In what is likely to influence the discourse on Rohingya refugees in India, the Delhi police claimed on Monday to have arrested an Al Qaeda militant who was allegedly recruiting fighters to do battle for the persecuted Rohingya Muslims in Myanmar’s Rakhine state. In a statement, the police accused Samiun Rahman, 28, of helping “radicalised youth” enter Myanmar from Indian territory.
The police has not offered evidence to support the claims, however, and that raises questions.
The alleged militant was caught in Delhi on September 17, the police said, and his arrest was announced the next day. Just that morning, the central government had filed an affidavit in the Supreme Court defending its plan to deport Rohingya refugees on the ground that they figured in the “sinister designs of ISI, ISIS and other extremist groups”, and thus constituted a threat to national security.
Big claims
According to the police, Rahman is a British national of Bangladeshi descent. He joined Al Qaeda in 2013, and underwent three weeks of training at its camp in Syria. He fought against Syrian government forces on the side of Jabhat Al Nusra, an affiliate of Al Qaeda until 2014.
It was in Syria, the police claim, that Rahman became aware of the atrocities being committed on the Rohingya Muslims in Myanmar. Soon, he was chosen by Al Qaeda to raise a cadre of militants in Bangladesh. Rahman arrived in the country in 2014 and started operating with another militant identified as Yasin by the Delhi police.
Rahman has also been to Morocco, Mauritania and Turkey, the police’s statement states, but does not clarify further. It, however, offers a detailed account of his alleged connection to the “Rohingya issue”: in Bangladesh, Rahman “radicalised” dozens of men and sent them into Myanmar through the porous border at Chittagong until he was arrested in 2014, and jailed on charges of indulging in terror activities. When he got bail three years later, Al Qaeda told him to move to India and continue the recruitment. He set up bases in Mizoram and Manipur, raising funds, “radicalising” youth and helping them get into Myanmar to fight for the “Rohingya cause”.
Tricky questions
Pramod Singh Kushwah, deputy commissioner of the Special Cell, the Delhi police’s anti-terrorism unit, most of the men recruited by Rahman were Rohingya Muslims while a few were Bangladeshi citizens. “Once they managed to reach Myanmar, some of them merged with the existing rebel group fighting against the Burma military there, while others would fight under Al Qaeda’s banner,” he said.
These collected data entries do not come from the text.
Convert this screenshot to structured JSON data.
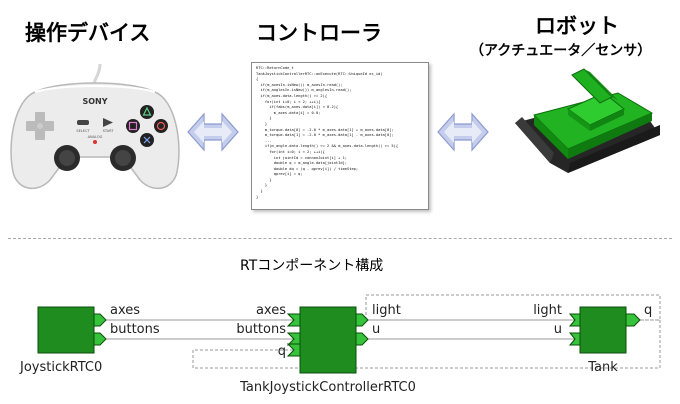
{
  "headings": {
    "controller": "操作デバイス",
    "logic": "コントローラ",
    "robot": "ロボット",
    "robot_sub": "（アクチュエータ／センサ）"
  },
  "gamepad": {
    "brand": "SONY",
    "select": "SELECT",
    "start": "START",
    "analog": "ANALOG"
  },
  "code_lines": [
    "RTC::ReturnCode_t",
    "TankJoystickControllerRTC::onExecute(RTC::UniqueId ec_id)",
    "{",
    "  if(m_axesIn.isNew()) m_axesIn.read();",
    "  if(m_anglesIn.isNew()) m_anglesIn.read();",
    "  if(m_axes.data.length() >= 2){",
    "    for(int i=0; i < 2; ++i){",
    "      if(fabs(m_axes.data[i]) < 0.2){",
    "        m_axes.data[i] = 0.0;",
    "      }",
    "    }",
    "    m_torque.data[0] = -2.0 * m_axes.data[1] + m_axes.data[0];",
    "    m_torque.data[1] = -2.0 * m_axes.data[1] - m_axes.data[0];",
    "    ...",
    "    if(m_angle.data.length() >= 2 && m_axes.data.length() >= 5){",
    "      for(int i=0; i < 2; ++i){",
    "        int jointId = cannonJoint[i] + 1;",
    "        double q = m_angle.data[jointId];",
    "        double dq = (q - qprev[i]) / timeStep;",
    "        qprev[i] = q;",
    "      }",
    "    }",
    "  }",
    "}"
  ],
  "section_title": "RTコンポーネント構成",
  "components": {
    "joystick": {
      "name": "JoystickRTC0",
      "ports": [
        "axes",
        "buttons"
      ]
    },
    "controller": {
      "name": "TankJoystickControllerRTC0",
      "in_ports": [
        "axes",
        "buttons",
        "q"
      ],
      "out_ports": [
        "light",
        "u"
      ]
    },
    "tank": {
      "name": "Tank",
      "in_ports": [
        "light",
        "u"
      ],
      "out_ports": [
        "q"
      ]
    }
  },
  "colors": {
    "component": "#1e8c1e",
    "port": "#36c23a",
    "arrow": "#b9c5e8",
    "tank": "#21b321"
  },
  "icons": [
    "double-arrow-icon",
    "gamepad-icon",
    "tank-robot-icon"
  ]
}
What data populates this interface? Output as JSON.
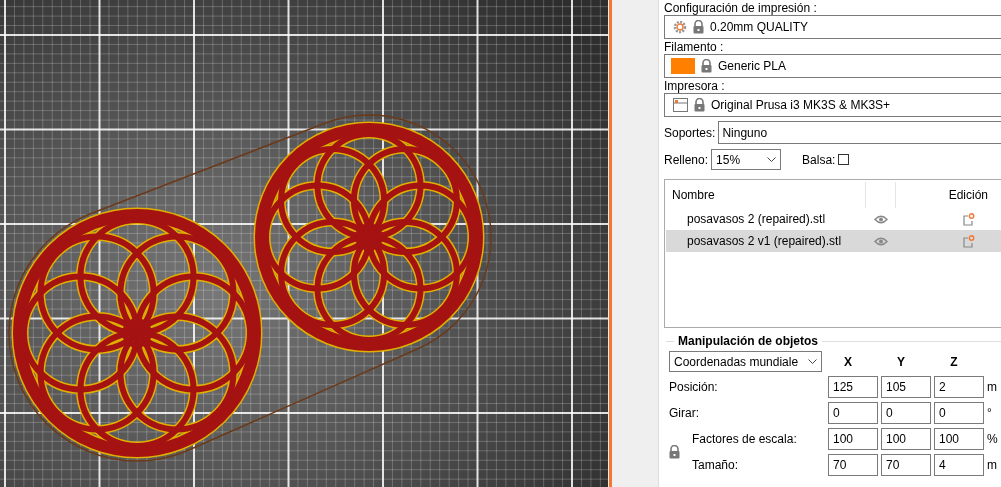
{
  "print_settings": {
    "label": "Configuración de impresión :",
    "value": "0.20mm QUALITY"
  },
  "filament": {
    "label": "Filamento :",
    "value": "Generic PLA"
  },
  "printer": {
    "label": "Impresora :",
    "value": "Original Prusa i3 MK3S & MK3S+"
  },
  "supports": {
    "label": "Soportes:",
    "value": "Ninguno"
  },
  "infill": {
    "label": "Relleno:",
    "value": "15%"
  },
  "brim": {
    "label": "Balsa:",
    "checked": false
  },
  "objects": {
    "columns": [
      "Nombre",
      "Edición"
    ],
    "rows": [
      {
        "name": "posavasos 2 (repaired).stl",
        "selected": false
      },
      {
        "name": "posavasos 2 v1 (repaired).stl",
        "selected": true
      }
    ]
  },
  "manipulation": {
    "title": "Manipulación de objetos",
    "coordinates": "Coordenadas mundiale",
    "axes": [
      "X",
      "Y",
      "Z"
    ],
    "rows": [
      {
        "label": "Posición:",
        "values": [
          "125",
          "105",
          "2"
        ],
        "unit": "m"
      },
      {
        "label": "Girar:",
        "values": [
          "0",
          "0",
          "0"
        ],
        "unit": "°"
      },
      {
        "label": "Factores de escala:",
        "values": [
          "100",
          "100",
          "100"
        ],
        "unit": "%"
      },
      {
        "label": "Tamaño:",
        "values": [
          "70",
          "70",
          "4"
        ],
        "unit": "m"
      }
    ]
  }
}
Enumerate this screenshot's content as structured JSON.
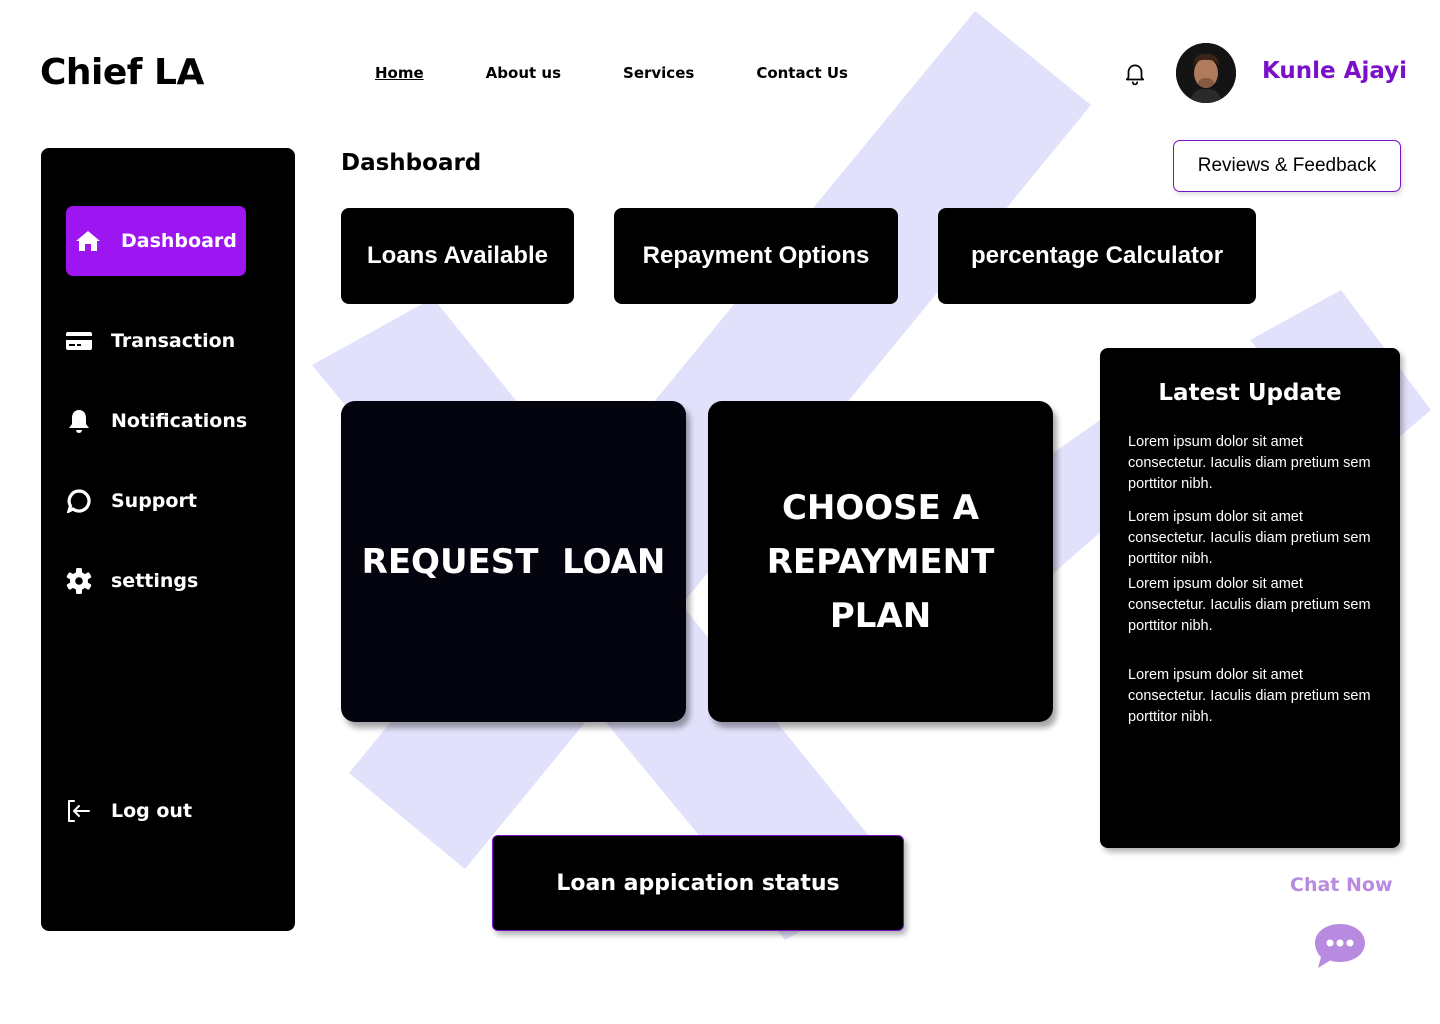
{
  "header": {
    "logo": "Chief LA",
    "nav": [
      {
        "label": "Home",
        "active": true
      },
      {
        "label": "About us"
      },
      {
        "label": "Services"
      },
      {
        "label": "Contact Us"
      }
    ],
    "user_name": "Kunle Ajayi",
    "icons": {
      "notification": "bell-icon",
      "avatar": "user-avatar"
    }
  },
  "sidebar": {
    "items": [
      {
        "label": "Dashboard",
        "icon": "home-icon",
        "active": true
      },
      {
        "label": "Transaction",
        "icon": "credit-card-icon"
      },
      {
        "label": "Notifications",
        "icon": "bell-icon"
      },
      {
        "label": "Support",
        "icon": "chat-bubble-icon"
      },
      {
        "label": "settings",
        "icon": "gear-icon"
      }
    ],
    "logout": {
      "label": "Log out",
      "icon": "logout-icon"
    }
  },
  "main": {
    "title": "Dashboard",
    "reviews_button": "Reviews & Feedback",
    "chips": [
      "Loans Available",
      "Repayment Options",
      "percentage Calculator"
    ],
    "cards": [
      {
        "lines": [
          "REQUEST  LOAN"
        ]
      },
      {
        "lines": [
          "CHOOSE A",
          "REPAYMENT",
          "PLAN"
        ]
      }
    ],
    "status_button": "Loan appication status"
  },
  "latest_update": {
    "title": "Latest Update",
    "items": [
      "Lorem ipsum dolor sit amet consectetur. Iaculis diam pretium sem porttitor nibh.",
      "Lorem ipsum dolor sit amet consectetur. Iaculis diam pretium sem porttitor nibh.",
      "Lorem ipsum dolor sit amet consectetur. Iaculis diam pretium sem porttitor nibh.",
      "Lorem ipsum dolor sit amet consectetur. Iaculis diam pretium sem porttitor nibh."
    ]
  },
  "chat": {
    "label": "Chat Now",
    "icon": "chat-dots-icon"
  },
  "colors": {
    "accent_purple": "#9d16f2",
    "username_purple": "#7a10c9",
    "chat_purple": "#b88be0",
    "panel_black": "#000000",
    "background_shape": "#e2e1fb"
  }
}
The Myanmar government, which considers the rebel group, the Arakan Rohingya Salvation Army, to be a terror outfit, has never spoken about Al Qaeda or any other international Islamist group operating directly in the country. The rebel army, which claims to be fighting to regain the rights of the Rohingya, was the only group listed as a terrorist organisation by the Burmese government in a notification issued on August 27.
Reports have regularly emerged in the media linking the Arakan Rohingya Salvation Army to terrorist outfits around the world such as Al Qaeda and the Islamic State, but the leadership of the group, earlier operating as Harakah al Yakeen, has denied such links, even as it has admitted to getting funds from Rohingyas settled abroad. The latest denial came as recently as September 14, when the rebels issued a statement that they do not welcome the involvement of foreigners in the conflict. Previously, when the group had declared a ceasefire with the military on September 10 to enable aid workers to reach the displaced Rohingya, they had urged the government to tighten security in order to prevent members of terrorist outfits from entering Rakhine.
Tenuous links
The Arakan Rohingya Salvation Army’s stance does not mean there is no involvement of foreign terrorist groups in Rakhine, or at least rhetoric. On September 12, Al Qaeda called upon all “mujahid brothers in Bangladesh, India, Pakistan and the Philippines to set out for Burma to help their Muslim brothers, and to make the necessary preparations – training and the like – to resist this oppression”. The statement was reported by Reuters, which attributed it to the SITE intelligence group.
On September 16, News 18 reported about a speech by Hafeez Saeed, founder of the Pakistan-based banned terrorist outfit Lashkar-e-Taiba, urging Rohingya Muslims to wage “holy war”. Saeed, in fact, has been talking about the “Rohingya cause” for at least two years now.
Yet, neither the Arakan Rohingya Salvation Army nor the Myanmar government have referred to the involvement of groups such as the Al Qaeda or the Lashkar-e-Taiba in Rakhine.
In this context, the Special Cell’s record of fabricating evidence against alleged terrorists, many of whom were eventually acquitted, does not inspire confidence about its claim to have found evidence seemingly vindicating the government’s plan to deport the 40,000 Rohingya refugees living in India.